The discrepancy between Alexa’s responses became the focus of widely circulated posts on social media, and coverage on rightwing media outlets including Fox News.

Media influencer Mario Nawfal posted one video on X (formerly Twitter) earlier this week of a woman asking Alexa about both candidates, which he captioned “GUESS WHO AMAZON’S ALEXA IS VOTING FOR?” The video received more than 740,000 views within days, and prompted the pro-Trump tech billionaire Elon Musk to respond “!!” in a reply.

The backlash grew to the point that the South Carolina Republican senator Lindsey Graham issued a letter on Thursday to Amazon demanding answers, while also suggesting the company was biased towards liberal causes.

The spread of videos showing Alexa’s responses resulted in frenzied internal discussions at Amazon as engineers manually blocked the device from responding to such questions, and attempted to figure out what went wrong, according to the Washington Post.

The issue appeared to be with a software update called Info LLM, which the Post reports was meant to improve the accuracy of responses and decrease the number of errors on political questions. (Amazon’s founder, Jeff Bezos, owns the Post.)

Big tech companies have gone to great lengths in recent years to be seen as politically neutral, something that has become more difficult as they rolled out a string of generative AI products. Image generators, chatbots and other tools have frequently caused controversy for creating media that appear to show political bias, which is often the result of issues in AI models’ training data or inadequate prohibitions on what they will generate.

Most major AI companies have consequently put guardrails on their tools to prevent public relations disasters and uncomfortable questions about political bias in their models.

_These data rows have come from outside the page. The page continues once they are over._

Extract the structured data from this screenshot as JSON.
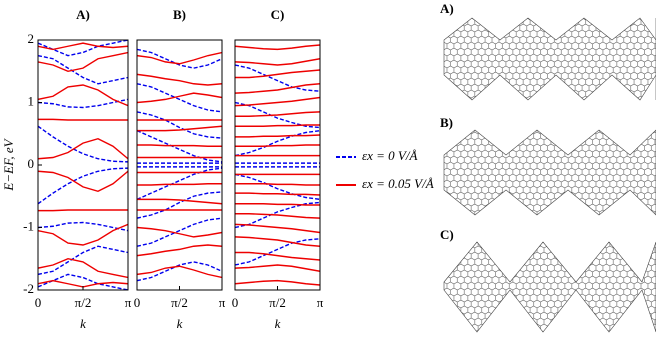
{
  "chart_data": [
    {
      "type": "line",
      "title": "A)",
      "ylabel": "E−EF, eV",
      "xlabel": "k",
      "x": [
        0,
        0.5236,
        1.0472,
        1.5708,
        2.0944,
        2.618,
        3.1416
      ],
      "xlim": [
        0,
        3.1416
      ],
      "ylim": [
        -2,
        2
      ],
      "xticks": [
        0,
        {
          "value": 1.5708,
          "label": "π/2"
        },
        {
          "value": 3.1416,
          "label": "π"
        }
      ],
      "yticks": [
        -2,
        -1,
        0,
        1,
        2
      ],
      "series": [
        {
          "group": 0,
          "values": [
            0.62,
            0.45,
            0.3,
            0.18,
            0.1,
            0.06,
            0.05
          ]
        },
        {
          "group": 0,
          "values": [
            -0.62,
            -0.45,
            -0.3,
            -0.18,
            -0.1,
            -0.06,
            -0.05
          ]
        },
        {
          "group": 0,
          "values": [
            1.0,
            0.98,
            0.93,
            0.92,
            0.95,
            1.0,
            1.05
          ]
        },
        {
          "group": 0,
          "values": [
            -1.0,
            -0.98,
            -0.93,
            -0.92,
            -0.95,
            -1.0,
            -1.05
          ]
        },
        {
          "group": 0,
          "values": [
            1.75,
            1.7,
            1.55,
            1.4,
            1.3,
            1.35,
            1.4
          ]
        },
        {
          "group": 0,
          "values": [
            -1.75,
            -1.7,
            -1.55,
            -1.4,
            -1.3,
            -1.35,
            -1.4
          ]
        },
        {
          "group": 0,
          "values": [
            1.95,
            1.85,
            1.75,
            1.8,
            1.9,
            1.95,
            2.0
          ]
        },
        {
          "group": 0,
          "values": [
            -1.95,
            -1.85,
            -1.75,
            -1.8,
            -1.9,
            -1.95,
            -2.0
          ]
        },
        {
          "group": 1,
          "values": [
            0.1,
            0.12,
            0.2,
            0.35,
            0.42,
            0.3,
            0.1
          ]
        },
        {
          "group": 1,
          "values": [
            -0.1,
            -0.12,
            -0.2,
            -0.35,
            -0.42,
            -0.3,
            -0.1
          ]
        },
        {
          "group": 1,
          "values": [
            0.73,
            0.73,
            0.72,
            0.72,
            0.72,
            0.72,
            0.72
          ]
        },
        {
          "group": 1,
          "values": [
            -0.73,
            -0.73,
            -0.72,
            -0.72,
            -0.72,
            -0.72,
            -0.72
          ]
        },
        {
          "group": 1,
          "values": [
            1.05,
            1.1,
            1.25,
            1.28,
            1.2,
            1.05,
            0.95
          ]
        },
        {
          "group": 1,
          "values": [
            -1.05,
            -1.1,
            -1.25,
            -1.28,
            -1.2,
            -1.05,
            -0.95
          ]
        },
        {
          "group": 1,
          "values": [
            1.65,
            1.6,
            1.5,
            1.55,
            1.7,
            1.75,
            1.8
          ]
        },
        {
          "group": 1,
          "values": [
            -1.65,
            -1.6,
            -1.5,
            -1.55,
            -1.7,
            -1.75,
            -1.8
          ]
        },
        {
          "group": 1,
          "values": [
            1.9,
            1.85,
            1.9,
            1.95,
            1.9,
            1.88,
            1.9
          ]
        },
        {
          "group": 1,
          "values": [
            -1.9,
            -1.85,
            -1.9,
            -1.95,
            -1.9,
            -1.88,
            -1.9
          ]
        }
      ]
    },
    {
      "type": "line",
      "title": "B)",
      "xlabel": "k",
      "x": [
        0,
        0.5236,
        1.0472,
        1.5708,
        2.0944,
        2.618,
        3.1416
      ],
      "xlim": [
        0,
        3.1416
      ],
      "ylim": [
        -2,
        2
      ],
      "xticks": [
        0,
        {
          "value": 1.5708,
          "label": "π/2"
        },
        {
          "value": 3.1416,
          "label": "π"
        }
      ],
      "series": [
        {
          "group": 0,
          "values": [
            0.55,
            0.45,
            0.35,
            0.25,
            0.15,
            0.08,
            0.05
          ]
        },
        {
          "group": 0,
          "values": [
            -0.55,
            -0.45,
            -0.35,
            -0.25,
            -0.15,
            -0.08,
            -0.05
          ]
        },
        {
          "group": 0,
          "values": [
            0.03,
            0.03,
            0.03,
            0.03,
            0.03,
            0.03,
            0.03
          ]
        },
        {
          "group": 0,
          "values": [
            -0.03,
            -0.03,
            -0.03,
            -0.03,
            -0.03,
            -0.03,
            -0.03
          ]
        },
        {
          "group": 0,
          "values": [
            0.85,
            0.8,
            0.72,
            0.6,
            0.5,
            0.45,
            0.43
          ]
        },
        {
          "group": 0,
          "values": [
            -0.85,
            -0.8,
            -0.72,
            -0.6,
            -0.5,
            -0.45,
            -0.43
          ]
        },
        {
          "group": 0,
          "values": [
            1.3,
            1.25,
            1.15,
            1.05,
            0.95,
            0.88,
            0.85
          ]
        },
        {
          "group": 0,
          "values": [
            -1.3,
            -1.25,
            -1.15,
            -1.05,
            -0.95,
            -0.88,
            -0.85
          ]
        },
        {
          "group": 0,
          "values": [
            1.85,
            1.8,
            1.7,
            1.6,
            1.55,
            1.6,
            1.7
          ]
        },
        {
          "group": 0,
          "values": [
            -1.85,
            -1.8,
            -1.7,
            -1.6,
            -1.55,
            -1.6,
            -1.7
          ]
        },
        {
          "group": 1,
          "values": [
            0.12,
            0.12,
            0.12,
            0.12,
            0.12,
            0.12,
            0.12
          ]
        },
        {
          "group": 1,
          "values": [
            -0.12,
            -0.12,
            -0.12,
            -0.12,
            -0.12,
            -0.12,
            -0.12
          ]
        },
        {
          "group": 1,
          "values": [
            0.32,
            0.32,
            0.31,
            0.31,
            0.31,
            0.3,
            0.3
          ]
        },
        {
          "group": 1,
          "values": [
            -0.32,
            -0.32,
            -0.31,
            -0.31,
            -0.31,
            -0.3,
            -0.3
          ]
        },
        {
          "group": 1,
          "values": [
            0.55,
            0.55,
            0.55,
            0.56,
            0.58,
            0.6,
            0.62
          ]
        },
        {
          "group": 1,
          "values": [
            -0.55,
            -0.55,
            -0.55,
            -0.56,
            -0.58,
            -0.6,
            -0.62
          ]
        },
        {
          "group": 1,
          "values": [
            0.72,
            0.72,
            0.72,
            0.72,
            0.72,
            0.72,
            0.72
          ]
        },
        {
          "group": 1,
          "values": [
            -0.72,
            -0.72,
            -0.72,
            -0.72,
            -0.72,
            -0.72,
            -0.72
          ]
        },
        {
          "group": 1,
          "values": [
            1.0,
            1.02,
            1.05,
            1.1,
            1.15,
            1.12,
            1.08
          ]
        },
        {
          "group": 1,
          "values": [
            -1.0,
            -1.02,
            -1.05,
            -1.1,
            -1.15,
            -1.12,
            -1.08
          ]
        },
        {
          "group": 1,
          "values": [
            1.45,
            1.42,
            1.38,
            1.35,
            1.3,
            1.28,
            1.3
          ]
        },
        {
          "group": 1,
          "values": [
            -1.45,
            -1.42,
            -1.38,
            -1.35,
            -1.3,
            -1.28,
            -1.3
          ]
        },
        {
          "group": 1,
          "values": [
            1.75,
            1.72,
            1.65,
            1.62,
            1.68,
            1.75,
            1.8
          ]
        },
        {
          "group": 1,
          "values": [
            -1.75,
            -1.72,
            -1.65,
            -1.62,
            -1.68,
            -1.75,
            -1.8
          ]
        }
      ]
    },
    {
      "type": "line",
      "title": "C)",
      "xlabel": "k",
      "x": [
        0,
        0.5236,
        1.0472,
        1.5708,
        2.0944,
        2.618,
        3.1416
      ],
      "xlim": [
        0,
        3.1416
      ],
      "ylim": [
        -2,
        2
      ],
      "xticks": [
        0,
        {
          "value": 1.5708,
          "label": "π/2"
        },
        {
          "value": 3.1416,
          "label": "π"
        }
      ],
      "series": [
        {
          "group": 0,
          "values": [
            0.03,
            0.03,
            0.03,
            0.03,
            0.03,
            0.03,
            0.03
          ]
        },
        {
          "group": 0,
          "values": [
            -0.03,
            -0.03,
            -0.03,
            -0.03,
            -0.03,
            -0.03,
            -0.03
          ]
        },
        {
          "group": 0,
          "values": [
            0.15,
            0.2,
            0.28,
            0.38,
            0.46,
            0.52,
            0.55
          ]
        },
        {
          "group": 0,
          "values": [
            -0.15,
            -0.2,
            -0.28,
            -0.38,
            -0.46,
            -0.52,
            -0.55
          ]
        },
        {
          "group": 0,
          "values": [
            1.0,
            0.95,
            0.85,
            0.75,
            0.68,
            0.62,
            0.6
          ]
        },
        {
          "group": 0,
          "values": [
            -1.0,
            -0.95,
            -0.85,
            -0.75,
            -0.68,
            -0.62,
            -0.6
          ]
        },
        {
          "group": 0,
          "values": [
            1.6,
            1.55,
            1.45,
            1.35,
            1.25,
            1.2,
            1.18
          ]
        },
        {
          "group": 0,
          "values": [
            -1.6,
            -1.55,
            -1.45,
            -1.35,
            -1.25,
            -1.2,
            -1.18
          ]
        },
        {
          "group": 1,
          "values": [
            0.15,
            0.15,
            0.15,
            0.15,
            0.15,
            0.15,
            0.15
          ]
        },
        {
          "group": 1,
          "values": [
            -0.15,
            -0.15,
            -0.15,
            -0.15,
            -0.15,
            -0.15,
            -0.15
          ]
        },
        {
          "group": 1,
          "values": [
            0.3,
            0.3,
            0.3,
            0.31,
            0.31,
            0.32,
            0.32
          ]
        },
        {
          "group": 1,
          "values": [
            -0.3,
            -0.3,
            -0.3,
            -0.31,
            -0.31,
            -0.32,
            -0.32
          ]
        },
        {
          "group": 1,
          "values": [
            0.45,
            0.45,
            0.46,
            0.46,
            0.47,
            0.47,
            0.48
          ]
        },
        {
          "group": 1,
          "values": [
            -0.45,
            -0.45,
            -0.46,
            -0.46,
            -0.47,
            -0.47,
            -0.48
          ]
        },
        {
          "group": 1,
          "values": [
            0.62,
            0.62,
            0.62,
            0.63,
            0.63,
            0.64,
            0.64
          ]
        },
        {
          "group": 1,
          "values": [
            -0.62,
            -0.62,
            -0.62,
            -0.63,
            -0.63,
            -0.64,
            -0.64
          ]
        },
        {
          "group": 1,
          "values": [
            0.78,
            0.78,
            0.79,
            0.8,
            0.82,
            0.84,
            0.85
          ]
        },
        {
          "group": 1,
          "values": [
            -0.78,
            -0.78,
            -0.79,
            -0.8,
            -0.82,
            -0.84,
            -0.85
          ]
        },
        {
          "group": 1,
          "values": [
            0.95,
            0.96,
            0.98,
            1.0,
            1.02,
            1.05,
            1.08
          ]
        },
        {
          "group": 1,
          "values": [
            -0.95,
            -0.96,
            -0.98,
            -1.0,
            -1.02,
            -1.05,
            -1.08
          ]
        },
        {
          "group": 1,
          "values": [
            1.15,
            1.16,
            1.18,
            1.2,
            1.24,
            1.28,
            1.3
          ]
        },
        {
          "group": 1,
          "values": [
            -1.15,
            -1.16,
            -1.18,
            -1.2,
            -1.24,
            -1.28,
            -1.3
          ]
        },
        {
          "group": 1,
          "values": [
            1.4,
            1.4,
            1.42,
            1.45,
            1.48,
            1.5,
            1.52
          ]
        },
        {
          "group": 1,
          "values": [
            -1.4,
            -1.4,
            -1.42,
            -1.45,
            -1.48,
            -1.5,
            -1.52
          ]
        },
        {
          "group": 1,
          "values": [
            1.65,
            1.64,
            1.62,
            1.6,
            1.62,
            1.66,
            1.7
          ]
        },
        {
          "group": 1,
          "values": [
            -1.65,
            -1.64,
            -1.62,
            -1.6,
            -1.62,
            -1.66,
            -1.7
          ]
        },
        {
          "group": 1,
          "values": [
            1.9,
            1.88,
            1.86,
            1.85,
            1.87,
            1.9,
            1.92
          ]
        },
        {
          "group": 1,
          "values": [
            -1.9,
            -1.88,
            -1.86,
            -1.85,
            -1.87,
            -1.9,
            -1.92
          ]
        }
      ]
    }
  ],
  "legend": [
    {
      "label": "εx = 0 V/Å",
      "color": "#0000ee",
      "dash": true
    },
    {
      "label": "εx = 0.05 V/Å",
      "color": "#ee0000",
      "dash": false
    }
  ],
  "structures": [
    {
      "label": "A)"
    },
    {
      "label": "B)"
    },
    {
      "label": "C)"
    }
  ]
}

OpenAI’s flagship product ChatGPT, for instance, gives generic responses about looking at a candidate’s policy positions when asked whether to vote for Trump or Harris, and refuses to provide specific information about US elections when asked questions such as “how do I vote?”

Republicans and conservative activists have nevertheless alleged that platforms and AI companies are secretly conspiring to promote a leftist worldview, despite a lack of empirical evidence for such claims. A 2021 New York University study found no evidence for liberal bias on social media platforms; instead, data suggested that if anything they tended to amplify rightwing content.